One of the guidelines for constructing your Magic Formula portfolio, as described in The Little Book that Beats the Market, is that each of your 30 stocks should have equal weighting. So after a sale you can’t just invest all the proceeds; you have to calculate how much you should invest in your next Magic Formula stock so the portfolio will be well-balanced. This re-balancing is one of many little issues easy to gloss over when reading The Book that must be dealt with when actually following this investment strategy. Your portfolio probably started off well-balanced as you invested an approximately equal amount in each stock. It’s impossible to keep the stocks equally balanced because the returns on each could easily be radically different; one stock could go up 100% while another one could go down 80%, for example. It’s normal for the stocks to get out of whack during the year, but the re-balancing comes in when it comes time to sell and re-invest in another MF stock
To compute the amount I should invest in a new Magic Formula stock after selling an existing one, I take the value of the entire portfolio and divide by the number of stocks.
As an example, let’s say you invested a sum of money as directed over the past year and that your account balance – including any cash from dividends – is now $60,000. You have 30 Magic Formula stocks. You are due to sell one Magic Formula stock, which means you should reinvest the proceeds in another, identified on MagicFormulaInvesting.com. Your $60k balance divided by 30 stocks equals $2,000. So after you sell your stock that you’ve owned for one year you will invest $2,000 in another MF Stock regardless of the amount received from this sale.
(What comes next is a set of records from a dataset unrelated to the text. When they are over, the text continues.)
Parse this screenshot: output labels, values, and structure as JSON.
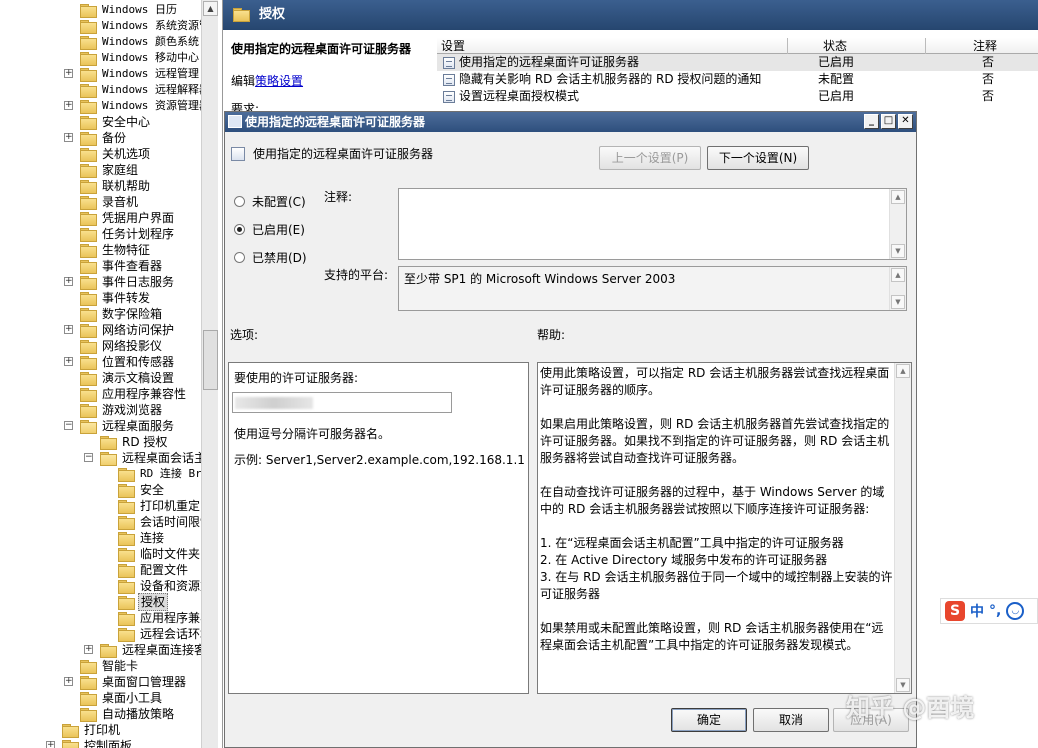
{
  "tree": {
    "items": [
      {
        "label": "Windows 日历",
        "mono": true
      },
      {
        "label": "Windows 系统资源管",
        "mono": true
      },
      {
        "label": "Windows 颜色系统",
        "mono": true
      },
      {
        "label": "Windows 移动中心",
        "mono": true
      },
      {
        "label": "Windows 远程管理",
        "mono": true,
        "expand": "+"
      },
      {
        "label": "Windows 远程解释器",
        "mono": true
      },
      {
        "label": "Windows 资源管理器",
        "mono": true,
        "expand": "+"
      },
      {
        "label": "安全中心"
      },
      {
        "label": "备份",
        "expand": "+"
      },
      {
        "label": "关机选项"
      },
      {
        "label": "家庭组"
      },
      {
        "label": "联机帮助"
      },
      {
        "label": "录音机"
      },
      {
        "label": "凭据用户界面"
      },
      {
        "label": "任务计划程序"
      },
      {
        "label": "生物特征"
      },
      {
        "label": "事件查看器"
      },
      {
        "label": "事件日志服务",
        "expand": "+"
      },
      {
        "label": "事件转发"
      },
      {
        "label": "数字保险箱"
      },
      {
        "label": "网络访问保护",
        "expand": "+"
      },
      {
        "label": "网络投影仪"
      },
      {
        "label": "位置和传感器",
        "expand": "+"
      },
      {
        "label": "演示文稿设置"
      },
      {
        "label": "应用程序兼容性"
      },
      {
        "label": "游戏浏览器"
      },
      {
        "label": "远程桌面服务",
        "expand": "-",
        "open": true
      },
      {
        "label": "RD 授权",
        "level": 2
      },
      {
        "label": "远程桌面会话主机",
        "level": 2,
        "expand": "-",
        "open": true
      },
      {
        "label": "RD 连接 Broker",
        "level": 3,
        "mono": true
      },
      {
        "label": "安全",
        "level": 3
      },
      {
        "label": "打印机重定向",
        "level": 3
      },
      {
        "label": "会话时间限制",
        "level": 3
      },
      {
        "label": "连接",
        "level": 3
      },
      {
        "label": "临时文件夹",
        "level": 3
      },
      {
        "label": "配置文件",
        "level": 3
      },
      {
        "label": "设备和资源重定向",
        "level": 3
      },
      {
        "label": "授权",
        "level": 3,
        "selected": true
      },
      {
        "label": "应用程序兼容性",
        "level": 3
      },
      {
        "label": "远程会话环境",
        "level": 3
      },
      {
        "label": "远程桌面连接客户端",
        "level": 2,
        "expand": "+"
      },
      {
        "label": "智能卡"
      },
      {
        "label": "桌面窗口管理器",
        "expand": "+"
      },
      {
        "label": "桌面小工具"
      },
      {
        "label": "自动播放策略"
      },
      {
        "label": "打印机",
        "level": 0
      },
      {
        "label": "控制面板",
        "level": 0,
        "expand": "+"
      }
    ]
  },
  "right_panel": {
    "header_title": "授权",
    "policy_name": "使用指定的远程桌面许可证服务器",
    "edit_prefix": "编辑",
    "edit_link": "策略设置",
    "requirements_label": "要求:",
    "columns": {
      "setting": "设置",
      "state": "状态",
      "comment": "注释"
    },
    "rows": [
      {
        "setting": "使用指定的远程桌面许可证服务器",
        "state": "已启用",
        "comment": "否"
      },
      {
        "setting": "隐藏有关影响 RD 会话主机服务器的 RD 授权问题的通知",
        "state": "未配置",
        "comment": "否"
      },
      {
        "setting": "设置远程桌面授权模式",
        "state": "已启用",
        "comment": "否"
      }
    ]
  },
  "dialog": {
    "title": "使用指定的远程桌面许可证服务器",
    "subtitle": "使用指定的远程桌面许可证服务器",
    "prev_button": "上一个设置(P)",
    "next_button": "下一个设置(N)",
    "radio_not_configured": "未配置(C)",
    "radio_enabled": "已启用(E)",
    "radio_disabled": "已禁用(D)",
    "comment_label": "注释:",
    "platform_label": "支持的平台:",
    "platform_value": "至少带 SP1 的 Microsoft Windows Server 2003",
    "options_label": "选项:",
    "help_label": "帮助:",
    "options": {
      "server_label": "要使用的许可证服务器:",
      "separator_hint": "使用逗号分隔许可服务器名。",
      "example": "示例: Server1,Server2.example.com,192.168.1.1"
    },
    "help_paragraphs": [
      "使用此策略设置，可以指定 RD 会话主机服务器尝试查找远程桌面许可证服务器的顺序。",
      "如果启用此策略设置，则 RD 会话主机服务器首先尝试查找指定的许可证服务器。如果找不到指定的许可证服务器，则 RD 会话主机服务器将尝试自动查找许可证服务器。",
      "在自动查找许可证服务器的过程中，基于 Windows Server 的域中的 RD 会话主机服务器尝试按照以下顺序连接许可证服务器:",
      "1. 在“远程桌面会话主机配置”工具中指定的许可证服务器\n2. 在 Active Directory 域服务中发布的许可证服务器\n3. 在与 RD 会话主机服务器位于同一个域中的域控制器上安装的许可证服务器",
      "如果禁用或未配置此策略设置，则 RD 会话主机服务器使用在“远程桌面会话主机配置”工具中指定的许可证服务器发现模式。"
    ],
    "ok_button": "确定",
    "cancel_button": "取消",
    "apply_button": "应用(A)"
  },
  "ime": {
    "logo": "S",
    "mode": "中",
    "punct": "°,"
  },
  "watermark": "知乎 @酉境"
}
A key concept here is to not be tempted to invest all remaining cash in your account in the one stock. This may sound like a good idea because otherwise you will be leaving some cash on the table, but if you do this habitually your stocks will not be balanced. For example, if the stock you are selling escalated in value it may bring you way more than $2k when sold, so you will be tempted to invest all available cash ($3K for example) in the next stock. But then the next stock may have declined in value and bring you far less than 2 grand. Then it will become impossible to keep the values equally weighted because you won’t have enough cash in your account.
This re-balancing will not be a perfect process, partly because stocks have different dollar amounts, and you have things like fees to figure in. It doesn’t have to be perfect, but you should make an attempt keep it close. So when it’s time to sell a stock, simply take the total value of your portfolio and divide by 30 (or the number of stocks in the portfolio). This is the amount that you should invest in a new purchase.
Update 7/25/2020: Since I wrote this post every major online broker has eliminated fees, so you shouldn’t even have to worry about fees complicating your equation.